South Carolina joins worker-training program

Charleston Regional Business Journal
Staff
April 14, 2011

South Carolina has joined eight other states in a Center for Energy Workforce Development initiative funded by the Bill and Melinda Gates Foundation to train low-income young adults for careers in the energy industry.

South Carolina is entering the Get Into Energy Career Pathways pilot project — launched last year in Ohio, Washington, Georgia, Florida, California, Indiana and Minnesota — joining North Carolina under the umbrella of the Carolinas Energy Workforce Consortium.

The consortium includes industry, education and workforce representatives from both states. North Carolina companies involved include Duke Energy, Progress Energy, Pike Electric Corp., Areva Inc., Utility Lines Inc., The Shaw Group and North Carolina’s Electric Cooperatives. Carolinas consortium members have committed to hiring skilled workers out of the programs developed under the Gates grant.

The Career Pathways program works to assess the interest and skill levels of low-income, young adults ages 16 to 26 for potential employment in skilled technician positions in the energy industry.

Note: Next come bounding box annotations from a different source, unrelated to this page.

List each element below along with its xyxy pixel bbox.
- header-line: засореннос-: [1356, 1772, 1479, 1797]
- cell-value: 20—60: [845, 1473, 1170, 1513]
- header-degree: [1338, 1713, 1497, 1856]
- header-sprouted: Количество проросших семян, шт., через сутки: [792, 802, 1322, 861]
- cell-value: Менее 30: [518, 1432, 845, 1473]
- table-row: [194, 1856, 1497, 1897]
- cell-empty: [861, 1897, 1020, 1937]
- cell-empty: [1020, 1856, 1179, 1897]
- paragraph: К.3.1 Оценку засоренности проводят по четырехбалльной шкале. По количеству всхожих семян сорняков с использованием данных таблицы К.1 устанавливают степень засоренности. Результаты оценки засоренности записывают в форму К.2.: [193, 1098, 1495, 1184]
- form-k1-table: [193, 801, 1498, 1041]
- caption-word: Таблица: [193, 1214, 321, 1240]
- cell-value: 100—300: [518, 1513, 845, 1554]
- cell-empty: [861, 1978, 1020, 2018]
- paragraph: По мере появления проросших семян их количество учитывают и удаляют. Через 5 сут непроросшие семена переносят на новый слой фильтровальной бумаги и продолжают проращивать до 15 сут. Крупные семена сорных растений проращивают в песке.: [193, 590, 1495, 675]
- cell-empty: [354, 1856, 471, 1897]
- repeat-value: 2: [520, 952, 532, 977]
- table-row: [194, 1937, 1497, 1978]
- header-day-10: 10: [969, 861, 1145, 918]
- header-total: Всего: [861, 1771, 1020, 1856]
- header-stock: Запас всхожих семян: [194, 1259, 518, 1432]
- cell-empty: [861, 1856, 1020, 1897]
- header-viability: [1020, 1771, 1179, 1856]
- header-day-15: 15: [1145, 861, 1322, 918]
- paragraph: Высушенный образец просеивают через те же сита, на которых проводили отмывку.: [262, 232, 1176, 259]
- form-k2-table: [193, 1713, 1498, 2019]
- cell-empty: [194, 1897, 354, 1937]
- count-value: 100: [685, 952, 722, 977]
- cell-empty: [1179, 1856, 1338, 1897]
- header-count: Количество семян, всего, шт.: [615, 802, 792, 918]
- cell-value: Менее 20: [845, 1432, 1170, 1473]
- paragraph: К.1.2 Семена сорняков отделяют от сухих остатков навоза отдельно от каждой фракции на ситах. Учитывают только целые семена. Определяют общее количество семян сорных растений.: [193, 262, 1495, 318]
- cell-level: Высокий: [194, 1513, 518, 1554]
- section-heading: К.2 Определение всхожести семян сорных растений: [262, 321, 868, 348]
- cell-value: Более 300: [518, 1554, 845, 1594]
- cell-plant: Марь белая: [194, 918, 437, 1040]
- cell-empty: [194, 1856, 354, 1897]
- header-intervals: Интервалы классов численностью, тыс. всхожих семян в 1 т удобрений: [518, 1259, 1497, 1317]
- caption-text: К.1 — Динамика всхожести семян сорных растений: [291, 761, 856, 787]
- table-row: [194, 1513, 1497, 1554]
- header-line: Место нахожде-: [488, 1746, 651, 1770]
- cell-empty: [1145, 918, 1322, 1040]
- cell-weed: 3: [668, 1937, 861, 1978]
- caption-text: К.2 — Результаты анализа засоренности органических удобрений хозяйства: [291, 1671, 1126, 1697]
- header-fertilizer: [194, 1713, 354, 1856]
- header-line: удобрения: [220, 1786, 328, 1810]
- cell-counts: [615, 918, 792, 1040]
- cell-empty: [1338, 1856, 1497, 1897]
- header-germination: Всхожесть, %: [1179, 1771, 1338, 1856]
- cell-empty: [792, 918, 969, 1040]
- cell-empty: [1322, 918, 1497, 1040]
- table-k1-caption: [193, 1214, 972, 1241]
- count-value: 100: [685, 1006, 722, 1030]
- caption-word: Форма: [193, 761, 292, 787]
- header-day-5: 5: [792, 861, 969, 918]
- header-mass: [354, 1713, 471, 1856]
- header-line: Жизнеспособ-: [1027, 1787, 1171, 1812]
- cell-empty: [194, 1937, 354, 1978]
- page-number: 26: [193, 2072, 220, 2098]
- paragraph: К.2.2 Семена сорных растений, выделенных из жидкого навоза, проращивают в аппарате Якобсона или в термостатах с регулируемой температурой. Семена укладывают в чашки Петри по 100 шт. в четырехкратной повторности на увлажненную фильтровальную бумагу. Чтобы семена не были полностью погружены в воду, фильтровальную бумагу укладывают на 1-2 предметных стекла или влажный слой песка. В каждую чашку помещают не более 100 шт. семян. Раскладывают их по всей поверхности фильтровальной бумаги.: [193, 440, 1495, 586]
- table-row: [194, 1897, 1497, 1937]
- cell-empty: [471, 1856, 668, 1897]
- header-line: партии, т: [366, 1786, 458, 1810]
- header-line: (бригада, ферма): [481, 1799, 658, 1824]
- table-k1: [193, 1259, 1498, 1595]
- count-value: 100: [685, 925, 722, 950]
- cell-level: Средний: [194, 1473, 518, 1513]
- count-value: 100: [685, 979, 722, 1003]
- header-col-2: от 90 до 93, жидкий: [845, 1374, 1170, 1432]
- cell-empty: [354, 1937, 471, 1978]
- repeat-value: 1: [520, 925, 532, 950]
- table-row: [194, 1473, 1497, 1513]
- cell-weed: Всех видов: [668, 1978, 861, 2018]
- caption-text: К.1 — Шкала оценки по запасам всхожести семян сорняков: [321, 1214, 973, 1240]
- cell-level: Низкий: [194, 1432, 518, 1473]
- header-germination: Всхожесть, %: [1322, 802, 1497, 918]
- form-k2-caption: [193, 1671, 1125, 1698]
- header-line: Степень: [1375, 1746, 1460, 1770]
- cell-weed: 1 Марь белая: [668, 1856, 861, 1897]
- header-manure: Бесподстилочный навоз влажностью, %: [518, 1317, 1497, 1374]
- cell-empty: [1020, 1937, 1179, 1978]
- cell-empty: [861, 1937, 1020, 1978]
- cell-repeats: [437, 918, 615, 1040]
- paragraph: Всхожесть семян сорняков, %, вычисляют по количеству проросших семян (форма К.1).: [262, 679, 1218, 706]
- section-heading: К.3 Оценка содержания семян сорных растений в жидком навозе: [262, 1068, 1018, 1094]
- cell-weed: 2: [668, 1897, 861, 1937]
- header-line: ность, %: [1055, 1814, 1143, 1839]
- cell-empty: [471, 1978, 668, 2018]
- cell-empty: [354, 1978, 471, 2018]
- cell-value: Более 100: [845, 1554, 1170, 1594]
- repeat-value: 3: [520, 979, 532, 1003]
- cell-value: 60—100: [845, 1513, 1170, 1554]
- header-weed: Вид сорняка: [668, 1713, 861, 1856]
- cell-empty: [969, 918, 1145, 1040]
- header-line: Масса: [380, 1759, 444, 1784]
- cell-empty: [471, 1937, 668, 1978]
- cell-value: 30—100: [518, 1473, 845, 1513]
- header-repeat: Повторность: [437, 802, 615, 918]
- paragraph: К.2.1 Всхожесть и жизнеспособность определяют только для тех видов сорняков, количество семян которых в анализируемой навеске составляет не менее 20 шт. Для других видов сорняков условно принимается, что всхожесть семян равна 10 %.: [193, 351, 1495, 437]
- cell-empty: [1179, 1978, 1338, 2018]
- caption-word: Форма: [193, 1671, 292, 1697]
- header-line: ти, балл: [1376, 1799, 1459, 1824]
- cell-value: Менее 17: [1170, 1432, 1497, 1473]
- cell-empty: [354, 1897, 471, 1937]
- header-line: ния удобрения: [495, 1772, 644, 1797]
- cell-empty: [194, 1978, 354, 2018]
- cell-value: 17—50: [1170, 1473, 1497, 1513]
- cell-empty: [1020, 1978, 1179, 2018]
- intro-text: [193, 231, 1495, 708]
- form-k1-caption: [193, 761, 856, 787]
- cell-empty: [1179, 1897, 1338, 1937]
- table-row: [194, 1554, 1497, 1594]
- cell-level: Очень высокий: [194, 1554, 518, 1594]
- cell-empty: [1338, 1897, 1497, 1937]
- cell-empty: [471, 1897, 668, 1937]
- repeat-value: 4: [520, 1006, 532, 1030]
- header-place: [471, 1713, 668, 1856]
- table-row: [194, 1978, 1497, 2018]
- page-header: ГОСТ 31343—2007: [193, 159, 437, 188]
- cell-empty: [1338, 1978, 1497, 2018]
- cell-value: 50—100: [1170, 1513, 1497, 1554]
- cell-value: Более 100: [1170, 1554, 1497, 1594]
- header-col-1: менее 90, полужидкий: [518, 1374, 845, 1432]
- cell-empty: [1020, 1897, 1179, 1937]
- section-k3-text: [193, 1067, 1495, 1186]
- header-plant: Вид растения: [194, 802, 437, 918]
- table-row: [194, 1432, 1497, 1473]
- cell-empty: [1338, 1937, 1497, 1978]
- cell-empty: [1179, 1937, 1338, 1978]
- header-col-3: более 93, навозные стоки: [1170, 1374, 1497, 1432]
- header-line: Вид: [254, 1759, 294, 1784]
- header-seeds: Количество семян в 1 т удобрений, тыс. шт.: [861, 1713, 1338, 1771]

North Carolina has already identified two technical schools and appropriate curriculum for students in the target population to train to become lineworkers and power plant operators, and South Carolina will now begin the process of determining which types of programs are most needed here.

“South Carolina is in the planning process right now,” said Nelson Peeler, vice president of power delivery, system planning and operations for Duke Energy and the chair of the Carolinas Energy Workforce Consortium. “They are really anxious to get on board. It won’t take long to get them up and running.”

Peeler said the utilities represented by the consortium will provide jobs to at least 80 of the students successfully completing the lineworker and power plant operator training programs over the next three years.

“This gives us a pipeline of talented, skilled workers for the future,” he said. “Energy is a really important part of our economy. It’s great that this group of young people is being exposed to opportunities they wouldn’t otherwise have; it’s great for the companies to develop talent; and it’s great for the state to have confidence that there is a future workforce for the energy industry.”

Formed in 2006, the Center for Energy Workforce Development is a nonprofit consortium of electric, natural gas and nuclear utilities and their associations — Edison Electric Institute, the American Gas Association, the Nuclear Energy Institute and the National Rural Electric Cooperative Association.